Is Kodem more expensive than GitHub Advanced Security?

The pricing models differ. Since April 2025, GitHub Advanced Security is sold as two standalone products, GitHub Code Security at roughly 30 dollars per active committer per month and GitHub Secret Protection at roughly 19 dollars per active committer per month, billed on top of a GitHub Enterprise or Team subscription. Costs climb as contractors and automation push code to enabled repositories. Kodem prices on the application surface being protected, with detection and runtime defense in one platform. The relevant comparison is cost per remediated exploit, not list price. AppSec teams typically find Kodem’s runtime validation removes enough triage labor to offset platform cost within the first quarter.

Can Kodem replace GitHub Advanced Security entirely?

Yes, for AppSec programs where runtime validation and runtime defense are the priority. Kodem covers code scanning and dependency analysis and adds runtime call graph analysis, Attack-Driven Remediation, zero-day pattern detection, and Kai, the AI security engineer. Two capabilities sometimes kept alongside Kodem are GitHub secret scanning with push protection, which lives natively in the commit workflow, and custom CodeQL queries an organization has already invested in. Teams that value findings rendered directly in the GitHub security tab may run both during a transition cycle before consolidating detection and defense onto Kodem.

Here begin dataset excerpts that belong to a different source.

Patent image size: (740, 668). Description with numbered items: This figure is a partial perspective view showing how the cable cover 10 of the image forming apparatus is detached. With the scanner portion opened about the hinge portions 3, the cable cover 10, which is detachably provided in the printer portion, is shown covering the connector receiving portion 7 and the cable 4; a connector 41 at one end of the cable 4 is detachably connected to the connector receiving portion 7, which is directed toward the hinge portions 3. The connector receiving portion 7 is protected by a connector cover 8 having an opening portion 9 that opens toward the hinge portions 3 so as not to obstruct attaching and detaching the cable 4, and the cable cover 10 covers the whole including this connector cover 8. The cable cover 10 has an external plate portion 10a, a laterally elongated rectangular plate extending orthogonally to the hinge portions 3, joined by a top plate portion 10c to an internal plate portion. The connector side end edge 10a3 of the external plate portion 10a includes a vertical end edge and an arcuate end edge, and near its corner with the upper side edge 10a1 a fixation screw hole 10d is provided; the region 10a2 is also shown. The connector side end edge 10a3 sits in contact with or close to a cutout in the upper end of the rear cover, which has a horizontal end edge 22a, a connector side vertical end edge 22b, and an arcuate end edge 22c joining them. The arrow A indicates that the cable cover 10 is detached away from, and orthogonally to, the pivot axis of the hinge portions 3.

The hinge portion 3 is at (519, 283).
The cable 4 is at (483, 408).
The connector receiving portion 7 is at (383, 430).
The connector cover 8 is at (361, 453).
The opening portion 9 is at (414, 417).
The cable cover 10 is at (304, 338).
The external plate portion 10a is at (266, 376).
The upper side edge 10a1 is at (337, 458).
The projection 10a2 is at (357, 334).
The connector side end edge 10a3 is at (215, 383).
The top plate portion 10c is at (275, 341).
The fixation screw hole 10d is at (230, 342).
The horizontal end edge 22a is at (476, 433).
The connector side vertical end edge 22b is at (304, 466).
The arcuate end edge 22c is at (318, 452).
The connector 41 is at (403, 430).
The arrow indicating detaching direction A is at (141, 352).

Does Kodem work outside GitHub?

Yes. GitHub Advanced Security scans repositories hosted on GitHub and runs inside GitHub Actions, so coverage is tied to that platform. Kodem is platform-agnostic. It integrates into any CI/CD pipeline and, more importantly, observes applications where they actually run: containers, virtual machines, and serverless functions in production. That runtime vantage point means Kodem validates exploitability regardless of where source is hosted, and it covers compiled dependencies and third-party libraries that source-only scanning never inspects. For organizations on GitLab, Bitbucket, Azure DevOps, or a mix, Kodem provides one consistent security layer.

What about GitHub Advanced Security vs Snyk vs Checkmarx?

These three sit in different parts of the category. GitHub Advanced Security is source scanning bundled into GitHub: CodeQL queries plus dependency advisories, billed per active committer. Snyk is developer-first SCA and shift-left scanning across dependencies, containers, and IaC, with a large curated vulnerability database. Checkmarx is established enterprise SAST built on source-code data-flow analysis with deep compliance positioning. All three share one limit: none observes runtime execution or confirms whether a flagged vulnerability is reachable in a live deployment. The modern alternative to all three is a hybrid platform like Kodem that validates findings against runtime call graphs before alerting.

GitHub Advanced Security vs Kodem vs Semgrep: what is the difference?

All three analyze code, but the depth diverges. GitHub Advanced Security runs CodeQL queries inside GitHub and surfaces findings in pull requests, with dependency advisories for open-source packages. Semgrep matches pattern-based rules that resemble source code, scans fast in CI, and adds static reachability for dependencies. Kodem deploys eBPF sensors to observe what actually executes, then layers SAST, SCA, container analysis, and runtime defense on the runtime call graph. GitHub Advanced Security finds patterns in GitHub-hosted source. Semgrep finds patterns fast and lets you extend the rules. Kodem finds, validates, and blocks exploits at runtime.